Companies Are Forced To Walk the Talk

In conjunction with PiPR's 1st birthday recently, I took the opportunity to ask the Managing Director Ms. Lee Ting Ting 5 challenging questions.


What does it feels like become 1 year anniversary?

It’s been just slight more than 12 months, but we feel like we’ve come a long way (just turning one on October 1, 2010). Pi was up with a good start against many other more established PR agencies by managing to gain the trust and retainer accounts of several big IT brands in the local market. This significant to us in wanting to established our own positioning as ‘Your boutique IT PR specialist’ in Malaysia.

How has the PR industry changed over the past few years and what are coming next ?

The PR industry landscape has definitely become more competitive, with more and more players coming into this low-barrier industry. This is why Pi needs to ‘go niche’ – that is to focus on providing IT PR consultancy, instead of spreading it thin by claiming to be a PR expert in all fields. It’s pretty hard to have depth and at the same time command the width/ breath of the market at the same time. It is not impossible, but having a known expertise and continuing to hone that expertise, I figure, is not a bad strategy.

In the foreseeable future, I see the PR folks playing a more critical and strategic role in directly impacting the business. PR is a very powerful marketing tool, as communication of corporate and brand message is a major element in building perception. And we know that Marketing is all about Perception.

Companies with more ‘foresight’ will be able see how they can really leverage PR to gain real competitive edge; and how PR is also a way of imposing corporate ‘self-discipline’ – in the sense that companies are forced to walk the talk they have made in PR communication to their audience. The media watches and monitors – pretty much like a watchdog of sorts…so as much as you want to leverage the media for business advantage (read: branding and marketing your products and services), it can also be a double-edge sword if you cannot fulfill what you have committed publicly through PR.

This is why I think that PR consultants are increasingly conscientious of what they advice on the communication of business concept to their clients. In short, the PR industry will alleviate into a much more ‘professional stature’ with organizations relying on them to more and more to achieve a more respectable, clearer and more definitive position in their markets.

Tell us your best experience in servicing your customers in 2010 ?
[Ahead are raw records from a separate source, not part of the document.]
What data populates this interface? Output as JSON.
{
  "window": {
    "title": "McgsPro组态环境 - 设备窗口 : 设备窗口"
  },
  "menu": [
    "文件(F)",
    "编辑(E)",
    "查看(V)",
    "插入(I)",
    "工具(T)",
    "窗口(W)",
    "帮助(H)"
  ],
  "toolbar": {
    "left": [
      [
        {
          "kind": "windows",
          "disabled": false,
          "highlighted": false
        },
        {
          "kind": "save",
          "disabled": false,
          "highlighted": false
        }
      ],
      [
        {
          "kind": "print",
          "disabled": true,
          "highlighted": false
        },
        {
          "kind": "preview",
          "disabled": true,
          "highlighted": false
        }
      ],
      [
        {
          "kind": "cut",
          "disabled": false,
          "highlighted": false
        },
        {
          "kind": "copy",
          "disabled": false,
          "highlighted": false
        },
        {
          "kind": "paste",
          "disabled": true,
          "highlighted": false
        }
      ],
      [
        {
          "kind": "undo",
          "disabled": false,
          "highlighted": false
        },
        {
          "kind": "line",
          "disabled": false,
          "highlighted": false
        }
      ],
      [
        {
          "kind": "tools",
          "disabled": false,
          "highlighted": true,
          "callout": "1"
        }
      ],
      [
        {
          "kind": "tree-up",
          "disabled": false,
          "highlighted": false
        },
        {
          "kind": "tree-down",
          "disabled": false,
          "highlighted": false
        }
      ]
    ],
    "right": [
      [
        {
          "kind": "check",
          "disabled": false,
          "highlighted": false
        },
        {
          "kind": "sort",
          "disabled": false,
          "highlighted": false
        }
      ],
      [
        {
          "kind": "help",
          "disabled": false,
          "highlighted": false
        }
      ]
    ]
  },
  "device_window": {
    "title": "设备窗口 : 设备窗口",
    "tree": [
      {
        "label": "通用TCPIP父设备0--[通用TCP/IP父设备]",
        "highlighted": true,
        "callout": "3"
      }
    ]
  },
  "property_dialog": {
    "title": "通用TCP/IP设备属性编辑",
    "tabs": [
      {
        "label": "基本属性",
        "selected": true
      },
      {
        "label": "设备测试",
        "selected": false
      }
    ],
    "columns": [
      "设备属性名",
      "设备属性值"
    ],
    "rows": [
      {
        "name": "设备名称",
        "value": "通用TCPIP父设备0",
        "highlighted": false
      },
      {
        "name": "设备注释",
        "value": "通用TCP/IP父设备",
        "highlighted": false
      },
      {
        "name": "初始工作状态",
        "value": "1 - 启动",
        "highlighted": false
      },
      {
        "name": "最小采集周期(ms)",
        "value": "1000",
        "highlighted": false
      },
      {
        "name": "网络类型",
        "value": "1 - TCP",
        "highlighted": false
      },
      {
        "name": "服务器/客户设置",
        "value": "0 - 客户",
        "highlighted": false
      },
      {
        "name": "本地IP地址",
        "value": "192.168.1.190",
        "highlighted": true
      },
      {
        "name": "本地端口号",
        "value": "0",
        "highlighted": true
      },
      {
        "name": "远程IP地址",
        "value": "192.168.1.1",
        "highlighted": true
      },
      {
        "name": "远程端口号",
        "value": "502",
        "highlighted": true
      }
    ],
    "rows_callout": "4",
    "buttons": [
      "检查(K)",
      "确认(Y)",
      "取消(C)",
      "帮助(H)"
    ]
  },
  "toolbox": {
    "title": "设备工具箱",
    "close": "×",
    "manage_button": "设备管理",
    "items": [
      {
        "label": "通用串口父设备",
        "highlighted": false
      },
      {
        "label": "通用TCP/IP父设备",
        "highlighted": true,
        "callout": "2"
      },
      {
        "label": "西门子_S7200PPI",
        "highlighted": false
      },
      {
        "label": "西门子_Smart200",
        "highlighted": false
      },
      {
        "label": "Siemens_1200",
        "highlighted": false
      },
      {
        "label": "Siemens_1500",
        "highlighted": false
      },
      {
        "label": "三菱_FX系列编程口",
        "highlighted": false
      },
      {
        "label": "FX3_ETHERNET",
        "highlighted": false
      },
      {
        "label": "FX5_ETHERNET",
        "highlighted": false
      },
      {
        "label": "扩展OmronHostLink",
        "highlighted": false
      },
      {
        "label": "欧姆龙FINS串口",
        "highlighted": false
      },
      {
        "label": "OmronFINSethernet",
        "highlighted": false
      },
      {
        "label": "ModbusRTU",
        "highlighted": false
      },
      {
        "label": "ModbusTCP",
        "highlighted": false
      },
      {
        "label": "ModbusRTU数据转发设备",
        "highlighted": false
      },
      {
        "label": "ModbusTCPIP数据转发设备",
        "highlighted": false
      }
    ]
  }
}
There have been several good experiences with the successful delivery of PR briefs in some unconventional ways. However I must say that the common thread in all of the ‘good’ customer servicing experiences is when Pi was recruited really to be an integral part of the corporate strategy – in exercises to help the customer gain specific competitive advantage in their marketplace.

The trust and close interaction that Pi shared with these particular customers (or PR projects) deem it the best experience for us.

Everybody is talking about social media, how has that changed the PR industry ?

Really, there is no escaping the social media. The longer companies try to wait for another solution around having to do social media, the more that they are just wasting precious time.

I am not saying that all companies should dive into social media, as it really depends on their sort of business and market they are playing in. But where and if consumers (or the masses) are involved as your target audience, then you have to get involved in social media.

Pi PR has a very strong social media alliance in eGency.com which has a fantastic track record of successes in leveraging Web 2.0 for many large IT and non-IT PR/ creative projects. From the work done and in progress, I would say that PR consultants today cannot possible detach themselves from questions such as ‘How could social media play in this (PR) scenario?’, ‘What are the costs of NOT doing social media in this (PR) scenario?’, and ‘How can social media synergize the PR plan I have for this particular brief?’

What would you tell your customers about how they can go to the next level by engaging your service ? What do people generally do not realize ?

I can’t speak for all people in the PR industry, but I am probably the strongest advocate of PR for the technology sector – especially when this industry is so (often) convoluted, confusing, technical, dry, boring and yet so important!

The simple truth is that most IT products, solutions and services bring about a good level of advantages if anybody or any organization invests in it, AND ensures that they know how to get an ROI back from that IT investment. PR comes in, quite unexpectedly, in trying to bridge the many ‘I Can! I Can!’s’ of IT vendors, and the ‘I Want! I Want!’s’ of the mass market.

What an IT vendor CAN do, and what the market WANTs can be bridged by PR. People need to realize this as the often understated role of PR – good PR at least.

PR is never about lying about what a company does, it is not about false impression. PR is really a corporate media service for the articulation of concepts, messages and clarifications – in the most diplomatic and honest manner, which IS the way of the media and what they ideally stand for.